Last night, by coincidence, happened to be the latest Republican Presidential Debate.  (Now why we are having debates on a Saturday night (especially one where many would have been observing Valentine’s Day since tonight would be a work night,) is beyond me.) Senator Ted Cruz made a comment during the debate that there hasn’t been a confirmation of a Supreme Court Justice in a presidential election year in 80 years.  The moderator, John Dickerson, who had researched the issue for last night’s debate, corrected him by saying that current Justice Anthony Kennedy was confirmed in 1988, the last year of President Reagan’s second term and an election year.  It should be pointed out that Reagan nominated him the previous year, but I suspect the end-of-year holidays postponed the confirmation into the new year.  But what was even worse than the fact that Senator Cruz was partially wrong is that the audience at the debate booed Dickerson for correcting the senator.  That is what’s wrong with the Republican Party today.  Facts and truths mean nothing to them.  Just how they “feel” about things.

Now, if President Obama hopes at all to get his nomination approved, it is the common thought that he needs to find a justice who is middle of the road /moderate in his views.  The rumored front-runner is Judge Sri Srinivasan, a 48-year-old Indian-American who currently serves on the U.S. Court of Appeals for the District of Columbia Circuit, a place where several Justices and nominees have come from in the past.  Just less than 3 years, Srinivasan was approved for his position by a 97-0 vote, so obviously if Obama nominates him, the Senate will have a hard time rejecting him now, so soon after wide support for him.

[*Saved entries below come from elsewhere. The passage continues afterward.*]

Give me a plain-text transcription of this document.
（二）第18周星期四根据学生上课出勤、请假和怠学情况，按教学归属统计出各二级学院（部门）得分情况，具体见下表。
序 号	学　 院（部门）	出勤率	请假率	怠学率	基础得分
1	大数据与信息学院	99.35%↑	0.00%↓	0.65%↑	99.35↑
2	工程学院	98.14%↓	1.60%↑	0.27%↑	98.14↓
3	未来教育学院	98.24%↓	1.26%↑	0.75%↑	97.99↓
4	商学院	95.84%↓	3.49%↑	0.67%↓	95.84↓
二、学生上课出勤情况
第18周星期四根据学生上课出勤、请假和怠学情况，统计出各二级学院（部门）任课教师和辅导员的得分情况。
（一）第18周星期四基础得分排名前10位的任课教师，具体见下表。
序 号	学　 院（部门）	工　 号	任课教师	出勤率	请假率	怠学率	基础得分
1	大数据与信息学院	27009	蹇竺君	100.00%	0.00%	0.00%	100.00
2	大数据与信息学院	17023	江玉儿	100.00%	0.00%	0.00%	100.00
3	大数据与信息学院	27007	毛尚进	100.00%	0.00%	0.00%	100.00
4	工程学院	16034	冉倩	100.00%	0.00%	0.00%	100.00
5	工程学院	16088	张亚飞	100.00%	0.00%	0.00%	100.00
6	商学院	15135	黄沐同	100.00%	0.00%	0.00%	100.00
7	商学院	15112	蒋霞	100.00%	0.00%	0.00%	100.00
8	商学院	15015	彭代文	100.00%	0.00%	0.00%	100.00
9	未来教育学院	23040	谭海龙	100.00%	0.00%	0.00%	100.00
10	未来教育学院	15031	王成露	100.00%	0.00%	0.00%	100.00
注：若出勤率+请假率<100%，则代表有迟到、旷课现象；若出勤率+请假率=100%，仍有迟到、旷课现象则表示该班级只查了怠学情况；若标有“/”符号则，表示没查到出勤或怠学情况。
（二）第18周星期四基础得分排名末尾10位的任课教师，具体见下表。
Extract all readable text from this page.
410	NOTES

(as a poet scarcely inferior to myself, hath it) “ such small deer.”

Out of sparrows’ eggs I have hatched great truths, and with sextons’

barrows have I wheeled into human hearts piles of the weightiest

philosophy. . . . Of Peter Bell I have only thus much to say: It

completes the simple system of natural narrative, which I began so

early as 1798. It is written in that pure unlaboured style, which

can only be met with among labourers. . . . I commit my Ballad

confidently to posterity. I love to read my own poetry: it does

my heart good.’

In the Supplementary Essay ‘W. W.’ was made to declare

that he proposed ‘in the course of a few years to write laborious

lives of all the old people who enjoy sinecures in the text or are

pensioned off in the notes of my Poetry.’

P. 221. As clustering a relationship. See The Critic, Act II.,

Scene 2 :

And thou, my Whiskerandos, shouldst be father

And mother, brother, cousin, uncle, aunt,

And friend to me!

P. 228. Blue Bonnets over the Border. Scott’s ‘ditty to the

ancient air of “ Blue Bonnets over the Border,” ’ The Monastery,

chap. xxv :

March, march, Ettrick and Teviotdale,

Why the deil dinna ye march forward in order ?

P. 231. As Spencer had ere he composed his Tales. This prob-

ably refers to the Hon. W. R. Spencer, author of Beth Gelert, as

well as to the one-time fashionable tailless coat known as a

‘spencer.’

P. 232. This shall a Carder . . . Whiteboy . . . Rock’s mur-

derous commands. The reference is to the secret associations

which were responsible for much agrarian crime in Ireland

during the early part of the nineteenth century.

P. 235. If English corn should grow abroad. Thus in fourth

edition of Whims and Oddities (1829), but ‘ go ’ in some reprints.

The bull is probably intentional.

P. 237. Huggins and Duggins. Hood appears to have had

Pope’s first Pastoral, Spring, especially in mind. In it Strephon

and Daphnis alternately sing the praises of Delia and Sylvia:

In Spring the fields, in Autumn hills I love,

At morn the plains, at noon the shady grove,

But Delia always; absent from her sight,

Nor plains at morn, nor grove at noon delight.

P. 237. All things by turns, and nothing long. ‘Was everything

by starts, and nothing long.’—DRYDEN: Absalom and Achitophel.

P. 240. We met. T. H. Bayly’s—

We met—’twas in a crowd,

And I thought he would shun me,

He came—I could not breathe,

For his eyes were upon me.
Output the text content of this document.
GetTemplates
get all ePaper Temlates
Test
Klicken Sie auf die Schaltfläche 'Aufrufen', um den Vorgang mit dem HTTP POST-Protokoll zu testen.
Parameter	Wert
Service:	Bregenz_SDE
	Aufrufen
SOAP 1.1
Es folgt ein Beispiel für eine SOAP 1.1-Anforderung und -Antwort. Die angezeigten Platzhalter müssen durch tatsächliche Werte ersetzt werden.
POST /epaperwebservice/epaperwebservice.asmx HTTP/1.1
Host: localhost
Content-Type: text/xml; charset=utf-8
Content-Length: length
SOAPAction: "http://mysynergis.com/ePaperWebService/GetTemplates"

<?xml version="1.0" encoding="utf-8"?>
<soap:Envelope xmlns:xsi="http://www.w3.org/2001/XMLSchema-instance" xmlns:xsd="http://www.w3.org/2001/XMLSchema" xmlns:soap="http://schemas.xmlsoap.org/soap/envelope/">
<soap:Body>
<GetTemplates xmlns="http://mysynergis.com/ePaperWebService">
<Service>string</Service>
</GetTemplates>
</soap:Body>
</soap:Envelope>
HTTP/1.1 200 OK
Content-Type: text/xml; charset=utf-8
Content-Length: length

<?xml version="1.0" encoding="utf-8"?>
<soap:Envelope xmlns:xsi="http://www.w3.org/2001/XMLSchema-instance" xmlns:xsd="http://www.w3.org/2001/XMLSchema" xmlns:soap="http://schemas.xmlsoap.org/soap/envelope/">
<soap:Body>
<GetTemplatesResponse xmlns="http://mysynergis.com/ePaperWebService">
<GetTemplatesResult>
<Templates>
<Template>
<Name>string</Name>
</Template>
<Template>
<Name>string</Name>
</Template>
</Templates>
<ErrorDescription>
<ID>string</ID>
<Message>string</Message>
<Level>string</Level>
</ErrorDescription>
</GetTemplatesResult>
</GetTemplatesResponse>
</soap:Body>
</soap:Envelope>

One of the other possibilities that arise if the Senate is successful in thwarting a nomination going forward this year, which is possible also based on the fact that the Senate will be in session very few days between now and the November election to accommodate campaigning for their jobs, for the Presidential candidates, and other candidates, is that if a Democrat wins the White House and if the Democratic Party can retake the majority in the Senate, that the new Democratic President (whether Sanders or Clinton) will nominate President Obama for the vacancy, which would be the ultimate irony.  I could live with that, but I suspect if a Democrat wins the White House, Justice Ginsburg, who has been battling health issues in recent years, would likely retire at the beginning of the new President’s term, also allowing Obama to be appointed.

Justice Ginsburg’s health, along with the fact that 2 other justices are over the age of 75 makes it almost imperative that we do appoint a successor to Justice Scalia sooner rather than later, having more than 1 open vacancy on the court at one time, would be a very unideal situation.

I look forward to seeing how this situation plays out, especially during this Presidential Election year.